How do we handle that?  What perspective can I bring both to myself as one who feels it acutely, as well as to a local church who also feels the vacuum, confusion and loss?  I suppose on one hand we reaffirm what we sing often: “Behold our God, seated on His throne, come let us adore Him.”  He is sovereign and just and good, and His rule and reign is not threatened.  I suppose we cling to the great truths I tried to unpack last Sunday morning – that in all things God is never surprised, that He knows all things that everything that happens, both good and bad, occurs in full accordance with His will.  Our God’s hand is firmly on the steering wheel of church life, and our own lives.  Those were precious truths to be reminded of even yesterday as I connected with a precious couple from Randburg Baptist Church who had been tied and assaulted for 5 ½ hours in an armed robbery on Tuesday night/Wednesday morning…. God knows, God cares, and God’s good and perfect will unfolded even through the grossest acts of human sinfulness.

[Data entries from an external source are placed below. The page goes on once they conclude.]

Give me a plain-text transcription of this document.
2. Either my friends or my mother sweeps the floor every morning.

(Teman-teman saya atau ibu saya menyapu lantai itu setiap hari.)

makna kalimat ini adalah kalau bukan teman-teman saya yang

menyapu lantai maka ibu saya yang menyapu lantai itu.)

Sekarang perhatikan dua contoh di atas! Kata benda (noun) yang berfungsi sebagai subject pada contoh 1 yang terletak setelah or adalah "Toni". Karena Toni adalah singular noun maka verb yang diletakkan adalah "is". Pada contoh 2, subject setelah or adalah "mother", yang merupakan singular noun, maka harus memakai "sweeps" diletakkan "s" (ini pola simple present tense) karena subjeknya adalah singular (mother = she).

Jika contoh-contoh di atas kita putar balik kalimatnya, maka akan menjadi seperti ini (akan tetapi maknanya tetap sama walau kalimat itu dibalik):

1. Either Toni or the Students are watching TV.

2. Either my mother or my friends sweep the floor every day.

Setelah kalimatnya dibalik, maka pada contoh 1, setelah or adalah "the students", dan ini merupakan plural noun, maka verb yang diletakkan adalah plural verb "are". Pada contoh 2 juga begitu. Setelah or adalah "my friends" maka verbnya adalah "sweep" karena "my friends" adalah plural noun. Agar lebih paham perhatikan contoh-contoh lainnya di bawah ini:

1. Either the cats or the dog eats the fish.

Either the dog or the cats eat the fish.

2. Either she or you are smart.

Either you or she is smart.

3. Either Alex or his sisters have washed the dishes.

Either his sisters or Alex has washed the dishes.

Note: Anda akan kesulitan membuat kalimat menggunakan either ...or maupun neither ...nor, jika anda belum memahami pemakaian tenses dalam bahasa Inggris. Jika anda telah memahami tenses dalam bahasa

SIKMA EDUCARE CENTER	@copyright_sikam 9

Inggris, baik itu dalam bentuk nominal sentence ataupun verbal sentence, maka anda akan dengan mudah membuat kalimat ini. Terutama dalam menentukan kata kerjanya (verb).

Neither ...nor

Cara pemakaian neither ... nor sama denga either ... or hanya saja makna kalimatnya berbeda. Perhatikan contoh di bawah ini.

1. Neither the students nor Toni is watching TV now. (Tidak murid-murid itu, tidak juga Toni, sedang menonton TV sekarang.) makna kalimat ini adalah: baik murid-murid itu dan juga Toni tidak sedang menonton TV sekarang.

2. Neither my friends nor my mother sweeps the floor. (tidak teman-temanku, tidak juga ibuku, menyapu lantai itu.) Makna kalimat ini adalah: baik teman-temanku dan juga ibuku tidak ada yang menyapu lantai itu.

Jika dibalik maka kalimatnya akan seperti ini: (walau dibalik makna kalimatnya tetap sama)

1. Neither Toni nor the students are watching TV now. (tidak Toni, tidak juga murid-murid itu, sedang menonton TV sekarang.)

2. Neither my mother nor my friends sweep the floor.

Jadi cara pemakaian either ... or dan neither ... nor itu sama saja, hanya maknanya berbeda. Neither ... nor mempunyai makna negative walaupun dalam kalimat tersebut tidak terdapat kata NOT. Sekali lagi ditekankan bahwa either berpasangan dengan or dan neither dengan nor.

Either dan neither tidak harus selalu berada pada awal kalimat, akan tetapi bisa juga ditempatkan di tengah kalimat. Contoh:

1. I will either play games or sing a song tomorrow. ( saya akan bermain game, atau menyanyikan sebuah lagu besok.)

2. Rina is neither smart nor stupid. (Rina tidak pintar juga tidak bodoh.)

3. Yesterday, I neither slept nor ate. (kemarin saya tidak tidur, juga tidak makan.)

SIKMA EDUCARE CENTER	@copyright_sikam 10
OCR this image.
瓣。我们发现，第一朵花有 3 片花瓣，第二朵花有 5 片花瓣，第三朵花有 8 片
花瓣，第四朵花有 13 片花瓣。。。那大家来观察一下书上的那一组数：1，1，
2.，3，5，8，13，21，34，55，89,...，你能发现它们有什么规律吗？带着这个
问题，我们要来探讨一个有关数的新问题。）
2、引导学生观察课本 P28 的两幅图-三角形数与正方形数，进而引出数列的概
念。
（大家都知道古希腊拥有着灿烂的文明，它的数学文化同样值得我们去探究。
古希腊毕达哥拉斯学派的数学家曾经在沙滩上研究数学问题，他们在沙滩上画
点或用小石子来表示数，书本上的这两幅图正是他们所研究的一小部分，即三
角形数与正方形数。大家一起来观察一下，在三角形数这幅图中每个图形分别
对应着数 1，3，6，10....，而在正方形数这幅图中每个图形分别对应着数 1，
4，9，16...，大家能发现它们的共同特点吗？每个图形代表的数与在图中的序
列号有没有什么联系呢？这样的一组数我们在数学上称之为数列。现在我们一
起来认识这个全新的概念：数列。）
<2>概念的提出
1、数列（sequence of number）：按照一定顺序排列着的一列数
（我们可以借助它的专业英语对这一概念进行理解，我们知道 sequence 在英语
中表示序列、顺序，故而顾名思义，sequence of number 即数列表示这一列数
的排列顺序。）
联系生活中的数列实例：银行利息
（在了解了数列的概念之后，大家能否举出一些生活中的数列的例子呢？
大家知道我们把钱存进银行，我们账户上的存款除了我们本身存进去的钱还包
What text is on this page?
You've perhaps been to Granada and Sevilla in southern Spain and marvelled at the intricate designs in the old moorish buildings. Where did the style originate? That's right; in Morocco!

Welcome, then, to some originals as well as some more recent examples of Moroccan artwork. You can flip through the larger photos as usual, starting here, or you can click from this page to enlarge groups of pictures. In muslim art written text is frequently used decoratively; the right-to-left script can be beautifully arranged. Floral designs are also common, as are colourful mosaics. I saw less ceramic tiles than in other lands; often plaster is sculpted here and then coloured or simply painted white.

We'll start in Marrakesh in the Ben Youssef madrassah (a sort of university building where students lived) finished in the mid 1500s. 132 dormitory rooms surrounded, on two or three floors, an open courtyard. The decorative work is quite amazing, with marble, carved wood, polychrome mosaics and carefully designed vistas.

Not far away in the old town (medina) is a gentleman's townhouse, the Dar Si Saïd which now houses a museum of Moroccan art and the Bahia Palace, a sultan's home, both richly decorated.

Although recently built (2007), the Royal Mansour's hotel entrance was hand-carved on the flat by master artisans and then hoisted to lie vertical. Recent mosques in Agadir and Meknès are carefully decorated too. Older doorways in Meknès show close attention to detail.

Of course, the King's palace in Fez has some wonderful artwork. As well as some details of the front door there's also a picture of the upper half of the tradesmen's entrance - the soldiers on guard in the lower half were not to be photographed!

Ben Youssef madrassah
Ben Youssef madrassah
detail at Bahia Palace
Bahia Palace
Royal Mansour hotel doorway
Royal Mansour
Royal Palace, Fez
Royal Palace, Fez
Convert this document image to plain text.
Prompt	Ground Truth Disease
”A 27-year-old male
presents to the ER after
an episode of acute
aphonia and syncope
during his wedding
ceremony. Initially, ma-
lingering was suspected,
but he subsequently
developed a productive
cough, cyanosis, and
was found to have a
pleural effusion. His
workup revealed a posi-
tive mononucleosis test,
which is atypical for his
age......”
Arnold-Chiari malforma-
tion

Those are the biblical pillars we have to cling to even as we look back at what has unfolded – a year of empty offices.  Those are truths we cling to as we seek to move forward in the murkiness of 2016… despite what happens and despite what the future holds, my God, our God, is still King.  He still reigns.  His justice will still prevail.  He has never ever failed me, you or us as a church, and He will continue to work all things for the good of those that love Him, those called according to His purpose, even as we hit 2016 together.